What about the guy who didn’t cheat all those years the sport was infected with it? We don’t know his name. Because of his principles, he may not have even made a team. He raced in some obscure league with obscure teammates, and yet he could have stood on the podium in the place of Lance Armstrong. He could have been a hero, but Lance and his team stole that from him. It is foul. It is wicked. It is the antithesis of sports.
Lance and his team played two games. One was on the Tour, and one was with the doping commission. They were a bicycle length ahead in both games, but the commission has finally caught up. The tragedy is that the best man who didn’t cheat will not be found. The titles for those years will be vacated. No one wins, and the true man of the hour is lost to history.

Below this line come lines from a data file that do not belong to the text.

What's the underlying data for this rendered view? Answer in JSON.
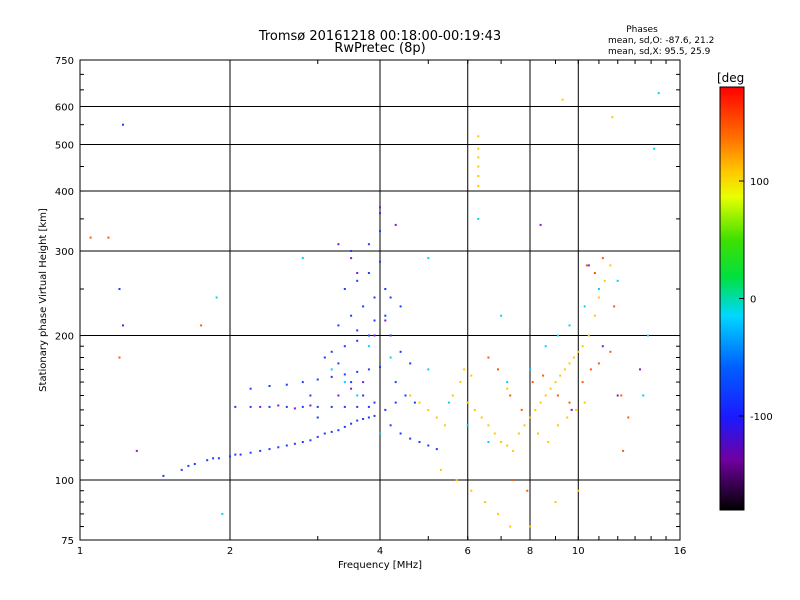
{
  "chart_data": {
    "type": "scatter",
    "title": "Tromsø 20161218 00:18:00-00:19:43",
    "subtitle": "RwPretec (8p)",
    "xlabel": "Frequency [MHz]",
    "ylabel": "Stationary phase Virtual Height [km]",
    "x_scale": "log",
    "y_scale": "log",
    "xlim": [
      1,
      16
    ],
    "ylim": [
      75,
      750
    ],
    "x_ticks": [
      1,
      2,
      4,
      6,
      8,
      10,
      16
    ],
    "x_tick_labels": [
      "1",
      "2",
      "4",
      "6",
      "8",
      "10",
      "16"
    ],
    "y_ticks": [
      75,
      100,
      200,
      300,
      400,
      500,
      600,
      750
    ],
    "y_tick_labels": [
      "75",
      "100",
      "200",
      "300",
      "400",
      "500",
      "600",
      "750"
    ],
    "grid": true,
    "phases": {
      "title": "Phases",
      "line_o": "mean, sd,O: -87.6, 21.2",
      "line_x": "mean, sd,X:  95.5, 25.9"
    },
    "colorbar": {
      "label": "[deg",
      "range": [
        -180,
        180
      ],
      "ticks": [
        -100,
        0,
        100
      ],
      "tick_labels": [
        "-100",
        "0",
        "100"
      ]
    },
    "series": [
      {
        "phase_group": "O",
        "color": "#1e3cff",
        "points": [
          [
            1.47,
            102
          ],
          [
            1.6,
            105
          ],
          [
            1.65,
            107
          ],
          [
            1.7,
            108
          ],
          [
            1.8,
            110
          ],
          [
            1.85,
            111
          ],
          [
            1.9,
            111
          ],
          [
            2.0,
            112
          ],
          [
            2.05,
            113
          ],
          [
            2.1,
            113
          ],
          [
            2.2,
            114
          ],
          [
            2.3,
            115
          ],
          [
            2.4,
            116
          ],
          [
            2.5,
            117
          ],
          [
            2.6,
            118
          ],
          [
            2.7,
            119
          ],
          [
            2.8,
            120
          ],
          [
            2.9,
            121
          ],
          [
            3.0,
            123
          ],
          [
            3.1,
            125
          ],
          [
            3.2,
            126
          ],
          [
            3.3,
            127
          ],
          [
            3.4,
            129
          ],
          [
            3.5,
            131
          ],
          [
            3.6,
            133
          ],
          [
            3.7,
            134
          ],
          [
            3.8,
            135
          ],
          [
            3.9,
            136
          ],
          [
            2.05,
            142
          ],
          [
            2.2,
            142
          ],
          [
            2.4,
            142
          ],
          [
            2.6,
            142
          ],
          [
            2.8,
            142
          ],
          [
            3.0,
            142
          ],
          [
            3.2,
            142
          ],
          [
            3.4,
            142
          ],
          [
            3.6,
            142
          ],
          [
            3.8,
            142
          ],
          [
            2.2,
            155
          ],
          [
            2.4,
            157
          ],
          [
            2.6,
            158
          ],
          [
            2.8,
            160
          ],
          [
            3.0,
            162
          ],
          [
            3.2,
            164
          ],
          [
            3.4,
            166
          ],
          [
            3.6,
            168
          ],
          [
            3.8,
            170
          ],
          [
            4.0,
            172
          ],
          [
            3.2,
            185
          ],
          [
            3.4,
            190
          ],
          [
            3.6,
            195
          ],
          [
            3.8,
            200
          ],
          [
            3.3,
            210
          ],
          [
            3.5,
            220
          ],
          [
            3.7,
            230
          ],
          [
            3.9,
            240
          ],
          [
            3.4,
            250
          ],
          [
            3.6,
            260
          ],
          [
            3.8,
            270
          ],
          [
            4.0,
            285
          ],
          [
            3.5,
            300
          ],
          [
            3.8,
            310
          ],
          [
            4.0,
            330
          ],
          [
            4.0,
            360
          ],
          [
            4.2,
            200
          ],
          [
            4.4,
            185
          ],
          [
            4.6,
            175
          ],
          [
            4.3,
            160
          ],
          [
            4.5,
            150
          ],
          [
            4.7,
            145
          ],
          [
            4.2,
            130
          ],
          [
            4.4,
            125
          ],
          [
            4.6,
            122
          ],
          [
            4.8,
            120
          ],
          [
            5.0,
            118
          ],
          [
            5.2,
            116
          ],
          [
            4.1,
            250
          ],
          [
            4.2,
            240
          ],
          [
            4.4,
            230
          ],
          [
            3.1,
            180
          ],
          [
            3.3,
            175
          ],
          [
            3.5,
            160
          ],
          [
            3.7,
            150
          ],
          [
            3.9,
            145
          ],
          [
            4.1,
            140
          ],
          [
            4.3,
            145
          ],
          [
            2.9,
            150
          ],
          [
            3.0,
            135
          ],
          [
            3.6,
            205
          ],
          [
            3.9,
            215
          ],
          [
            4.1,
            220
          ],
          [
            1.22,
            550
          ],
          [
            1.2,
            250
          ]
        ]
      },
      {
        "phase_group": "X",
        "color": "#ffc800",
        "points": [
          [
            4.6,
            150
          ],
          [
            4.8,
            145
          ],
          [
            5.0,
            140
          ],
          [
            5.2,
            135
          ],
          [
            5.4,
            130
          ],
          [
            5.6,
            150
          ],
          [
            5.8,
            160
          ],
          [
            6.0,
            145
          ],
          [
            6.2,
            140
          ],
          [
            6.4,
            135
          ],
          [
            6.6,
            130
          ],
          [
            6.8,
            125
          ],
          [
            7.0,
            120
          ],
          [
            7.2,
            118
          ],
          [
            7.4,
            115
          ],
          [
            7.6,
            125
          ],
          [
            7.8,
            130
          ],
          [
            8.0,
            135
          ],
          [
            8.2,
            140
          ],
          [
            8.4,
            145
          ],
          [
            8.6,
            150
          ],
          [
            8.8,
            155
          ],
          [
            9.0,
            160
          ],
          [
            9.2,
            165
          ],
          [
            9.4,
            170
          ],
          [
            9.6,
            175
          ],
          [
            9.8,
            180
          ],
          [
            10.0,
            185
          ],
          [
            10.2,
            190
          ],
          [
            10.5,
            200
          ],
          [
            10.8,
            220
          ],
          [
            11.0,
            240
          ],
          [
            11.3,
            260
          ],
          [
            11.6,
            280
          ],
          [
            6.3,
            410
          ],
          [
            6.3,
            430
          ],
          [
            6.3,
            450
          ],
          [
            6.3,
            470
          ],
          [
            6.3,
            490
          ],
          [
            6.3,
            520
          ],
          [
            9.3,
            620
          ],
          [
            11.7,
            570
          ],
          [
            5.9,
            170
          ],
          [
            6.1,
            165
          ],
          [
            7.2,
            155
          ],
          [
            8.3,
            125
          ],
          [
            8.7,
            120
          ],
          [
            9.1,
            130
          ],
          [
            9.5,
            135
          ],
          [
            9.9,
            140
          ],
          [
            10.3,
            145
          ],
          [
            5.3,
            105
          ],
          [
            5.7,
            100
          ],
          [
            6.1,
            95
          ],
          [
            6.5,
            90
          ],
          [
            6.9,
            85
          ],
          [
            7.3,
            80
          ],
          [
            8.0,
            80
          ],
          [
            9.0,
            90
          ],
          [
            10.0,
            95
          ]
        ]
      },
      {
        "phase_group": "X-high",
        "color": "#ff5a00",
        "points": [
          [
            6.6,
            180
          ],
          [
            6.9,
            170
          ],
          [
            7.3,
            150
          ],
          [
            7.7,
            140
          ],
          [
            8.1,
            160
          ],
          [
            8.5,
            165
          ],
          [
            9.1,
            150
          ],
          [
            9.6,
            145
          ],
          [
            10.2,
            160
          ],
          [
            10.6,
            170
          ],
          [
            11.0,
            175
          ],
          [
            11.6,
            185
          ],
          [
            12.2,
            150
          ],
          [
            12.6,
            135
          ],
          [
            10.4,
            280
          ],
          [
            10.8,
            270
          ],
          [
            11.2,
            290
          ],
          [
            11.8,
            230
          ],
          [
            7.4,
            100
          ],
          [
            7.9,
            95
          ],
          [
            1.14,
            320
          ],
          [
            1.05,
            320
          ],
          [
            1.2,
            180
          ],
          [
            1.75,
            210
          ],
          [
            12.3,
            115
          ]
        ]
      },
      {
        "phase_group": "cyan",
        "color": "#00d0ff",
        "points": [
          [
            3.2,
            170
          ],
          [
            3.4,
            160
          ],
          [
            3.6,
            150
          ],
          [
            3.8,
            190
          ],
          [
            4.0,
            125
          ],
          [
            4.2,
            180
          ],
          [
            5.0,
            170
          ],
          [
            5.5,
            145
          ],
          [
            6.0,
            130
          ],
          [
            6.6,
            120
          ],
          [
            7.2,
            160
          ],
          [
            8.0,
            170
          ],
          [
            8.6,
            190
          ],
          [
            9.1,
            200
          ],
          [
            9.6,
            210
          ],
          [
            10.3,
            230
          ],
          [
            11.0,
            250
          ],
          [
            12.0,
            260
          ],
          [
            13.5,
            150
          ],
          [
            13.8,
            200
          ],
          [
            14.5,
            640
          ],
          [
            14.2,
            490
          ],
          [
            1.88,
            240
          ],
          [
            1.93,
            85
          ],
          [
            2.8,
            290
          ],
          [
            5.0,
            290
          ],
          [
            6.3,
            350
          ],
          [
            7.0,
            220
          ]
        ]
      },
      {
        "phase_group": "violet",
        "color": "#7a1ed0",
        "points": [
          [
            2.3,
            142
          ],
          [
            2.5,
            143
          ],
          [
            2.7,
            141
          ],
          [
            2.9,
            143
          ],
          [
            3.3,
            150
          ],
          [
            3.5,
            155
          ],
          [
            3.7,
            160
          ],
          [
            3.9,
            200
          ],
          [
            4.1,
            215
          ],
          [
            3.3,
            310
          ],
          [
            3.5,
            290
          ],
          [
            3.6,
            270
          ],
          [
            4.0,
            370
          ],
          [
            4.3,
            340
          ],
          [
            8.4,
            340
          ],
          [
            9.7,
            140
          ],
          [
            10.5,
            280
          ],
          [
            11.2,
            190
          ],
          [
            12.0,
            150
          ],
          [
            13.3,
            170
          ],
          [
            1.3,
            115
          ],
          [
            1.22,
            210
          ]
        ]
      }
    ]
  }
}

Lance Armstrong is still holed up somewhere claiming that he did not cheat. He dropped out of the fight against the USADA because he knew he couldn’t win, and for Lance, all there is is winning. So he took what victory he could; he played the martyr and went home when the race was lost to him. He has not confessed. He has not repented, and he is as guilty as can be. If a thing is confirmed with two or three witnesses, eleven is surely a closed case.
As I grieve over this travesty, the only thing that really brings me any hope is imagining that lone rider that didn’t cheat. That mythical man who gave up the podium and fame for the sake of his integrity. In my mind, he is still riding, alone but victorious, over the unseen opponents of greed and selfishness that Lance has yet to master.